Seed URLs cannot be used when building user corpora with the built-in WebBootCaT tool. They are only used in web corpus building carried out by the Sketch Engine team. Users can, however, build a corpus by downloading websites one at a time by using WebBootCaT with the website option.

Additional criteria

The process of web crawling to obtain a general language web corpus also include various additional criteria.

Length

A document is only kept in the corpus if the downloaded web page contains enough data after applying the above cleaning tools. If the document is too short, for example, one sentence only, the document will not be included because a lone sentence out of context is rarely linguistically valuable. On the other hand, if the document is too long, for example, many thousands of words, it might be an indicator that the content is not a standard webpage or that the content may not be of linguistic nature at all. Such documents are also not included.

When building user corpora with the built-in WebBootCaT tool, these parameters can be set to different values or even disabled to include absolutely all text in the corpus.

Language detection

During web crawling, the language of the downloaded text is detected and only texts in the desired language are included. This means that an English corpus can contain pages published on German, Spanish, French, Japanese and other websites as long as they are in English.

Where are the texts from?

Despite the use of seed URLs as the starting points for the web crawling, it is not easy to generalise and give a simple answer to this question. However, each document (a downloaded web page) in the corpus comes with metadata such as the source website as well as the exact URL from which the text was downloaded. The user can generate a list of all the websites or URLs together with the number of documents or tokens downloaded from each source. This can provide some insight into where the data come from.

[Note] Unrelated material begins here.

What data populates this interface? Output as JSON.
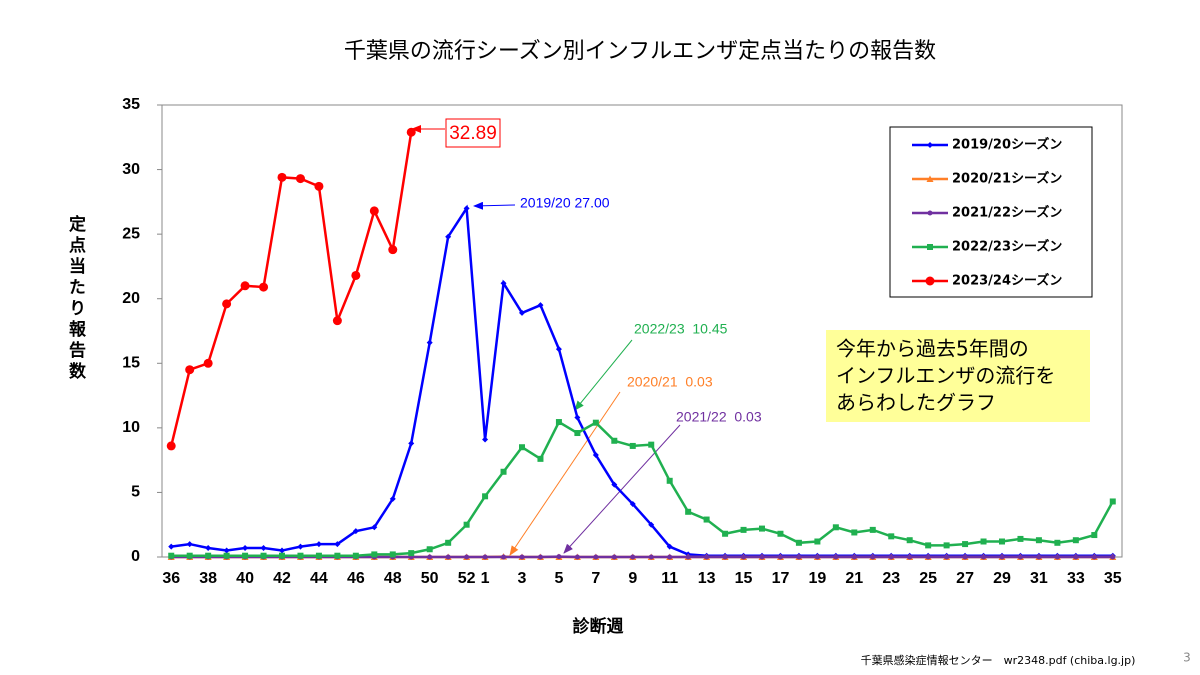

Similarly, it is possible to display this information for each concordance line or to narrow the search to only certain websites so the user is always in control of where the results come from. Text types or subcorpora are the functionalities designed to achieve this.

How to build your own web corpus

There is little point in building your own general purpose web corpus because there is plenty of them in Sketch Engine already, the largest ones have a size of 40 billion words and the Timestamped corpus in 18 languages is even updated daily.

If you need to build a specialized corpus, use the built-in web corpus building tool with one or more of these options:

build a corpus from a web search
build a corpus from web links
download a website.

For geeks

Most tools integrated into Sketch Engine into its web crawling pipeline and into the WebBootCaT tool are open source and can be downloaded individually from http://corpus.tools Their installation, configuration and use may, however, require advanced IT skills. It is generally far more effective to work with the corpora preloaded in Sketch Engine or to use built-in corpus building tool.